Guides teach, reference enumerates Jump to heading

A topic's depth lives in exactly one place. Guide pages (like /runtime/test/) teach the opinionated path with minimal flags and link out for detail. Reference pages (under /runtime/reference/) enumerate every flag, field, and option. Don't repeat flag documentation in a guide: link to the reference instead. A guide may include at most one summary table when it links to the full reference.

Mark version-specific behavior Jump to heading

When documenting behavior added or changed in a specific Deno version, say so where it's documented: an info admonition titled with the version (:::info Deno 2.8) for a callout, or an inline "(Deno 2.8+)" for a brief mention. Don't version-mark behavior older than the previous major release.
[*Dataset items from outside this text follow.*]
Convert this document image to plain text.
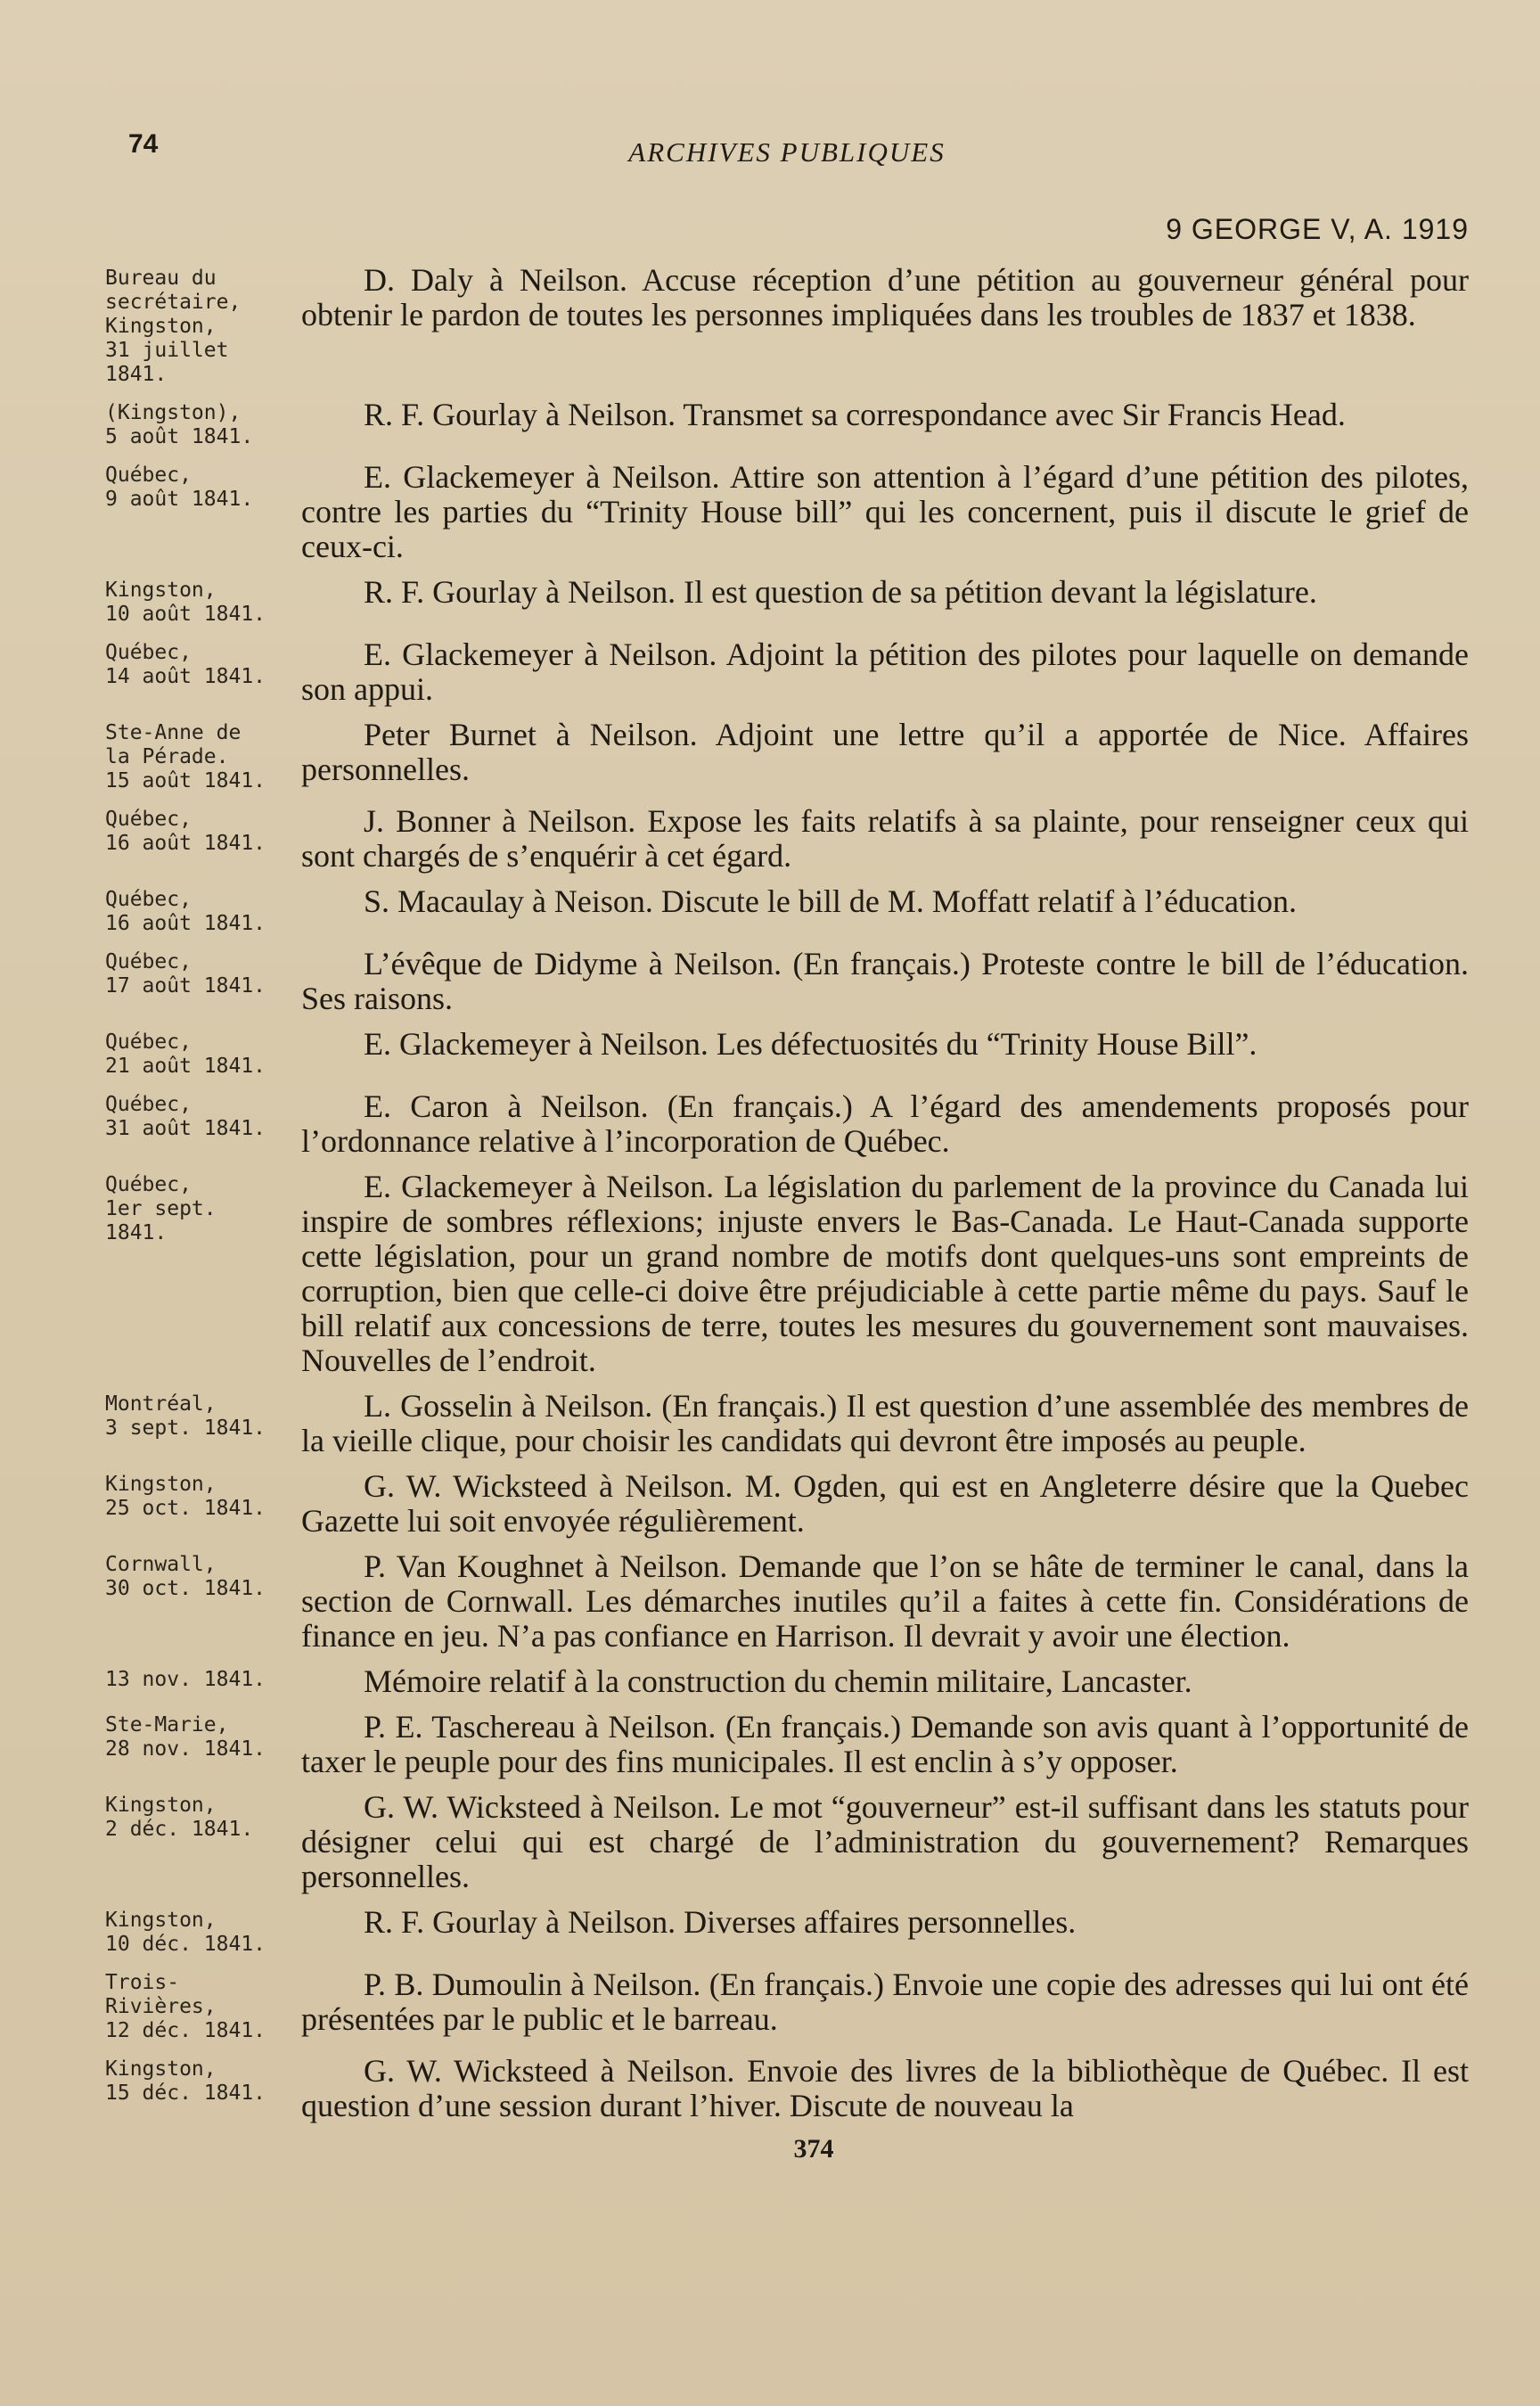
74	ARCHIVES PUBLIQUES
9 GEORGE V, A. 1919
Bureau du
secrétaire,
Kingston,
31 juillet
1841.
D. Daly à Neilson. Accuse réception d’une pétition au gouverneur général pour obtenir le pardon de toutes les personnes impliquées dans les troubles de 1837 et 1838.
(Kingston),
5 août 1841.
R. F. Gourlay à Neilson. Transmet sa correspondance avec Sir Francis Head.
Québec,
9 août 1841.
E. Glackemeyer à Neilson. Attire son attention à l’égard d’une pétition des pilotes, contre les parties du “Trinity House bill” qui les concernent, puis il discute le grief de ceux-ci.
Kingston,
10 août 1841.
R. F. Gourlay à Neilson. Il est question de sa pétition devant la législature.
Québec,
14 août 1841.
E. Glackemeyer à Neilson. Adjoint la pétition des pilotes pour laquelle on demande son appui.
Ste-Anne de
la Pérade.
15 août 1841.
Peter Burnet à Neilson. Adjoint une lettre qu’il a apportée de Nice. Affaires personnelles.
Québec,
16 août 1841.
J. Bonner à Neilson. Expose les faits relatifs à sa plainte, pour renseigner ceux qui sont chargés de s’enquérir à cet égard.
Québec,
16 août 1841.
S. Macaulay à Neison. Discute le bill de M. Moffatt relatif à l’éducation.
Québec,
17 août 1841.
L’évêque de Didyme à Neilson. (En français.) Proteste contre le bill de l’éducation. Ses raisons.
Québec,
21 août 1841.
E. Glackemeyer à Neilson. Les défectuosités du “Trinity House Bill”.
Québec,
31 août 1841.
E. Caron à Neilson. (En français.) A l’égard des amendements proposés pour l’ordonnance relative à l’incorporation de Québec.
Québec,
1er sept.
1841.
E. Glackemeyer à Neilson. La législation du parlement de la province du Canada lui inspire de sombres réflexions; injuste envers le Bas-Canada. Le Haut-Canada supporte cette législation, pour un grand nombre de motifs dont quelques-uns sont empreints de corruption, bien que celle-ci doive être préjudiciable à cette partie même du pays. Sauf le bill relatif aux concessions de terre, toutes les mesures du gouvernement sont mauvaises. Nouvelles de l’endroit.
Montréal,
3 sept. 1841.
L. Gosselin à Neilson. (En français.) Il est question d’une assemblée des membres de la vieille clique, pour choisir les candidats qui devront être imposés au peuple.
Kingston,
25 oct. 1841.
G. W. Wicksteed à Neilson. M. Ogden, qui est en Angleterre désire que la Quebec Gazette lui soit envoyée régulièrement.
Cornwall,
30 oct. 1841.
P. Van Koughnet à Neilson. Demande que l’on se hâte de terminer le canal, dans la section de Cornwall. Les démarches inutiles qu’il a faites à cette fin. Considérations de finance en jeu. N’a pas confiance en Harrison. Il devrait y avoir une élection.
13 nov. 1841.	Mémoire relatif à la construction du chemin militaire, Lancaster.
Ste-Marie,
28 nov. 1841.
P. E. Taschereau à Neilson. (En français.) Demande son avis quant à l’opportunité de taxer le peuple pour des fins municipales. Il est enclin à s’y opposer.
Kingston,
2 déc. 1841.
G. W. Wicksteed à Neilson. Le mot “gouverneur” est-il suffisant dans les statuts pour désigner celui qui est chargé de l’administration du gouvernement? Remarques personnelles.
Kingston,
10 déc. 1841.
R. F. Gourlay à Neilson. Diverses affaires personnelles.
Trois-
Rivières,
12 déc. 1841.
P. B. Dumoulin à Neilson. (En français.) Envoie une copie des adresses qui lui ont été présentées par le public et le barreau.
Kingston,
15 déc. 1841.
G. W. Wicksteed à Neilson. Envoie des livres de la bibliothèque de Québec. Il est question d’une session durant l’hiver. Discute de nouveau la
374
Formatting and prose style Jump to heading

  • Run deno fmt before committing. Generated content and hand-written prose both need to pass formatting; wrap long lines so they survive the format step.
  • CLI command page titles must be exactly the command name (for example deno run); put descriptions in the description frontmatter field.
  • Frontmatter titles must not contain backticks.
  • Prefer plain sentences and colons over em-dash joins.

Examples Jump to heading

Examples in examples/scripts/ are single TypeScript files, no more than 50 lines, self-contained, and runnable with only Deno builtins and the standard library. Each starts with a JSDoc comment carrying @title, @difficulty, @tags, @run, and @group pragmas. Introduce at most one or two concepts per example and keep the code easy to read. See the Examples section of README.md for the full pragma reference.